The Ontario economy has geared down from a strong post-recession rebound. Quarterly growth has slowed from a 6 percent-plus pace at the end of 2009 to a more modest 2.8 percent for all of 2010, tempered by softness in net exports and slower public-sector spending. These two areas, along with cooler housing activity, are the key factors shaping a less robust growth profile in Ontario than in some other faster-growing provinces, namely western Canada. A strong Canadian dollar should continue to weigh on net exports, though they won’t be nearly the drag on growth that they were in 2010, and auto production figures to be disrupted by parts shortages in the wake of the Japanese earthquake and tsunami. Meanwhile, real government spending growth slowed significantly in the second half of 2010, a theme that should persist as the province heads down the road back to a balanced budget. Still, there are some economic bright spots in Ontario as employment has rebounded to near prerecession levels. Overall, real GDP growth should cool modestly to 2.7 percent in 2011, and slow further to 2.6 percent in 2012 (table 3). This budget is based on the assumptions of 2.4 percent and 2.7 percent growth in 2011 and 2012, which we deem to be reasonable.

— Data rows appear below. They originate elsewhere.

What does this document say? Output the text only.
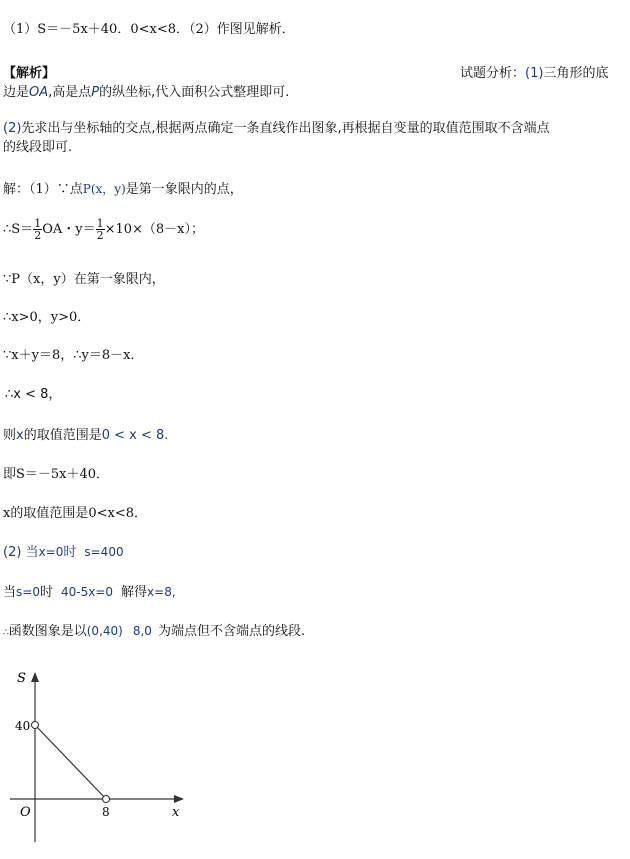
（1）S＝－5x＋40．0<x<8．（2）作图见解析．
【解析】	试题分析：(1)三角形的底
边是OA,高是点P的纵坐标,代入面积公式整理即可.
(2)先求出与坐标轴的交点,根据两点确定一条直线作出图象,再根据自变量的取值范围取不含端点
的线段即可.
解：（1）∵点P(x，y)是第一象限内的点，
∴S＝ $\frac{1}{2}$ OA・$y= \frac{1}{2} \times 10\times(8-x)$；
∵P（x，y）在第一象限内，
∴x>0，y>0．
∵x＋y＝8，∴y＝8－x．
∴x < 8，
则x的取值范围是0 < x < 8.
即S＝－5x＋40．
x的取值范围是0<x<8．
(2) 当x=0时 s=400
当s=0时 40-5x=0 解得x=8,
∴函数图象是以(0,40) 8,0 为端点但不含端点的线段.
S
x
O
40
8
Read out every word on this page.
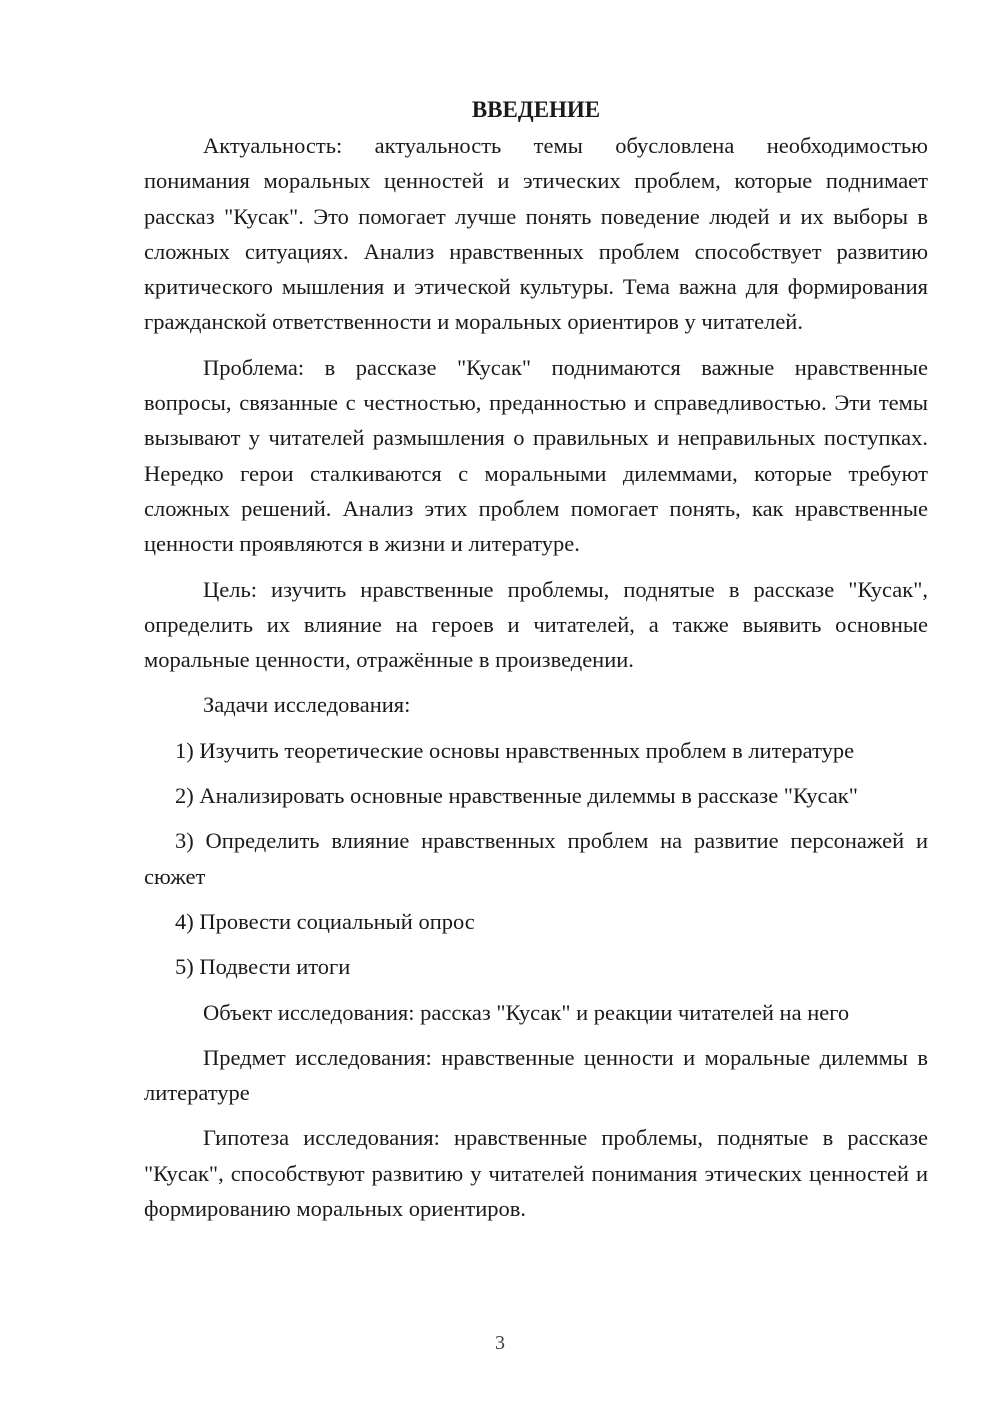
ВВЕДЕНИЕ

Актуальность: актуальность темы обусловлена необходимостью понимания моральных ценностей и этических проблем, которые поднимает рассказ "Кусак". Это помогает лучше понять поведение людей и их выборы в сложных ситуациях. Анализ нравственных проблем способствует развитию критического мышления и этической культуры. Тема важна для формирования гражданской ответственности и моральных ориентиров у читателей.

Проблема: в рассказе "Кусак" поднимаются важные нравственные вопросы, связанные с честностью, преданностью и справедливостью. Эти темы вызывают у читателей размышления о правильных и неправильных поступках. Нередко герои сталкиваются с моральными дилеммами, которые требуют сложных решений. Анализ этих проблем помогает понять, как нравственные ценности проявляются в жизни и литературе.

Цель: изучить нравственные проблемы, поднятые в рассказе "Кусак", определить их влияние на героев и читателей, а также выявить основные моральные ценности, отражённые в произведении.

Задачи исследования:

1) Изучить теоретические основы нравственных проблем в литературе

2) Анализировать основные нравственные дилеммы в рассказе "Кусак"

3) Определить влияние нравственных проблем на развитие персонажей и сюжет

4) Провести социальный опрос

5) Подвести итоги

Объект исследования: рассказ "Кусак" и реакции читателей на него

Предмет исследования: нравственные ценности и моральные дилеммы в литературе

Гипотеза исследования: нравственные проблемы, поднятые в рассказе "Кусак", способствуют развитию у читателей понимания этических ценностей и формированию моральных ориентиров.

3
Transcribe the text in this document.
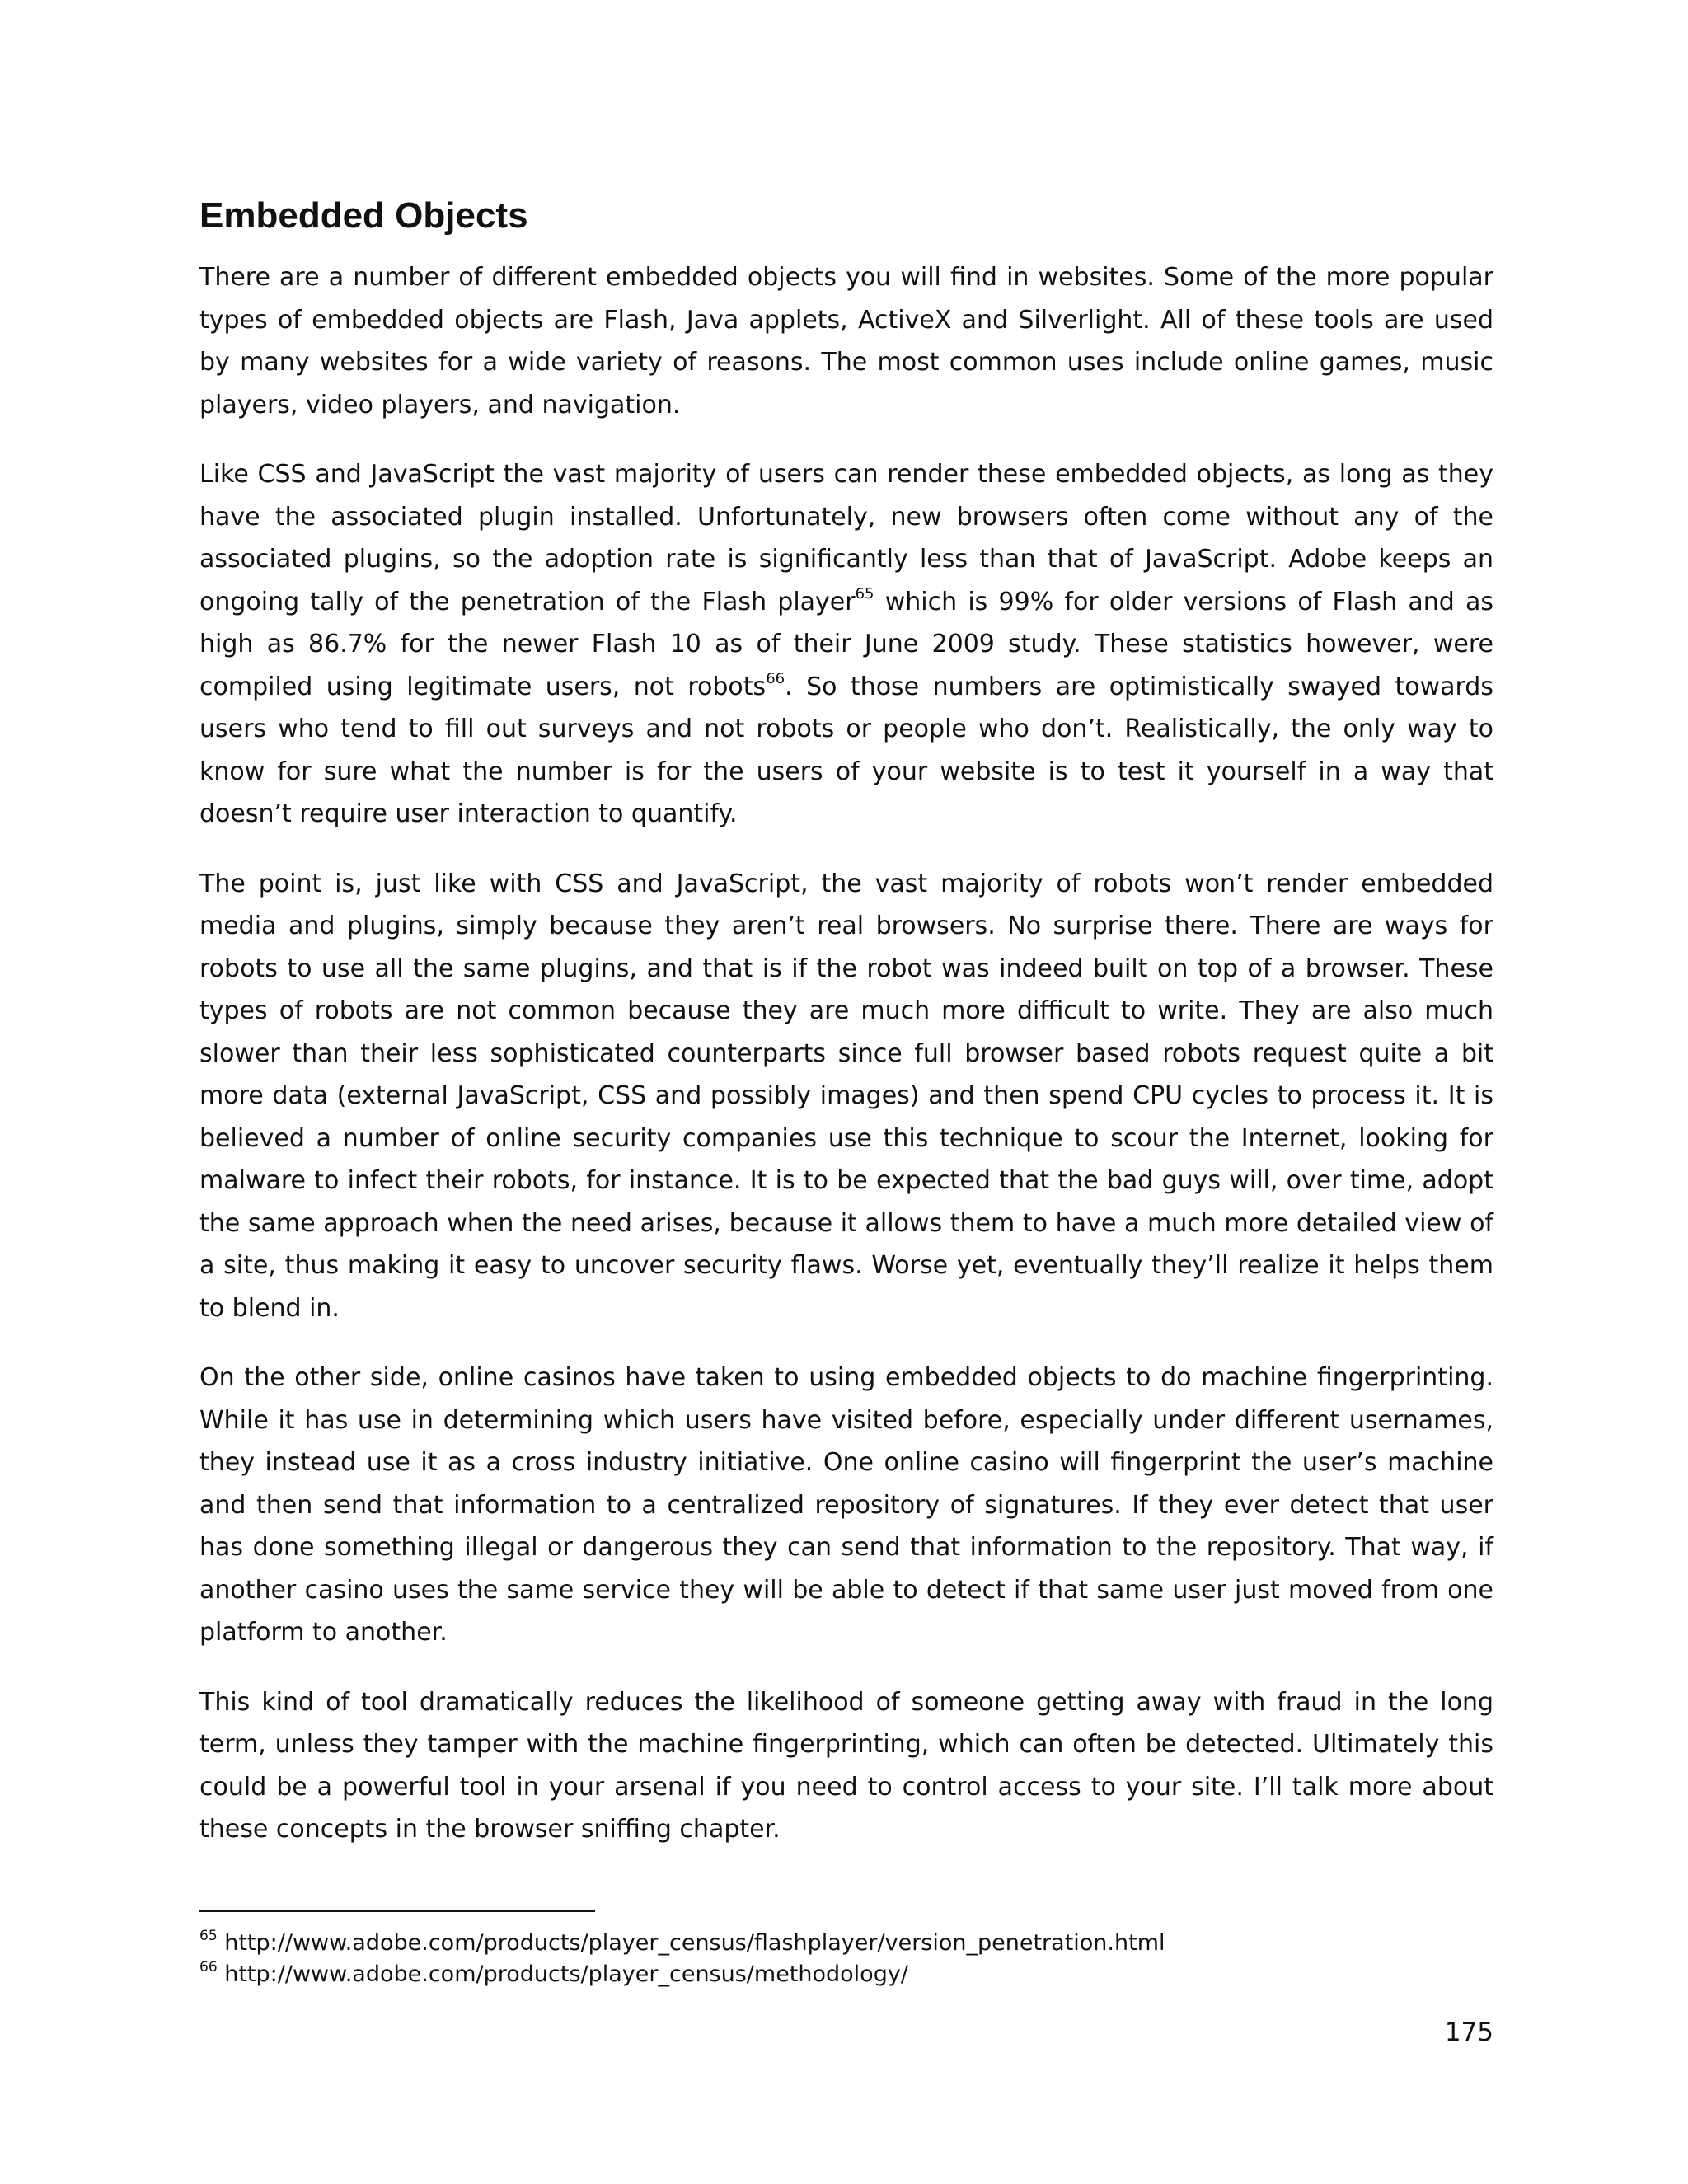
Embedded Objects

There are a number of different embedded objects you will find in websites. Some of the more popular types of embedded objects are Flash, Java applets, ActiveX and Silverlight. All of these tools are used by many websites for a wide variety of reasons. The most common uses include online games, music players, video players, and navigation.

Like CSS and JavaScript the vast majority of users can render these embedded objects, as long as they have the associated plugin installed. Unfortunately, new browsers often come without any of the associated plugins, so the adoption rate is significantly less than that of JavaScript. Adobe keeps an ongoing tally of the penetration of the Flash player$^{65}$ which is 99% for older versions of Flash and as high as 86.7% for the newer Flash 10 as of their June 2009 study. These statistics however, were compiled using legitimate users, not robots$^{66}$. So those numbers are optimistically swayed towards users who tend to fill out surveys and not robots or people who don’t. Realistically, the only way to know for sure what the number is for the users of your website is to test it yourself in a way that doesn’t require user interaction to quantify.

The point is, just like with CSS and JavaScript, the vast majority of robots won’t render embedded media and plugins, simply because they aren’t real browsers. No surprise there. There are ways for robots to use all the same plugins, and that is if the robot was indeed built on top of a browser. These types of robots are not common because they are much more difficult to write. They are also much slower than their less sophisticated counterparts since full browser based robots request quite a bit more data (external JavaScript, CSS and possibly images) and then spend CPU cycles to process it. It is believed a number of online security companies use this technique to scour the Internet, looking for malware to infect their robots, for instance. It is to be expected that the bad guys will, over time, adopt the same approach when the need arises, because it allows them to have a much more detailed view of a site, thus making it easy to uncover security flaws. Worse yet, eventually they’ll realize it helps them to blend in.

On the other side, online casinos have taken to using embedded objects to do machine fingerprinting. While it has use in determining which users have visited before, especially under different usernames, they instead use it as a cross industry initiative. One online casino will fingerprint the user’s machine and then send that information to a centralized repository of signatures. If they ever detect that user has done something illegal or dangerous they can send that information to the repository. That way, if another casino uses the same service they will be able to detect if that same user just moved from one platform to another.

This kind of tool dramatically reduces the likelihood of someone getting away with fraud in the long term, unless they tamper with the machine fingerprinting, which can often be detected. Ultimately this could be a powerful tool in your arsenal if you need to control access to your site. I’ll talk more about these concepts in the browser sniffing chapter.

$^{65}$ http://www.adobe.com/products/player_census/flashplayer/version_penetration.html
$^{66}$ http://www.adobe.com/products/player_census/methodology/
175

Looking further ahead, the medium-term economic outlook for Ontario will be challenged by the need for years of moderate fiscal restraint, whereas almost all other provinces and Ottawa will presumably be in balance by mid-decade and able to lighten up on the fiscal reins by that time. This will compound the challenges the province faces from the twin weights of the soaring Canadian dollar and the intense competition from emerging market manufacturers. Suffice it to say that policy-makers may soon regret not having taken more forceful action on making hay on the deficit front while the economic sun was still shining.
Michael Gregory and Robert Kavcic assisted in the preparation of this article.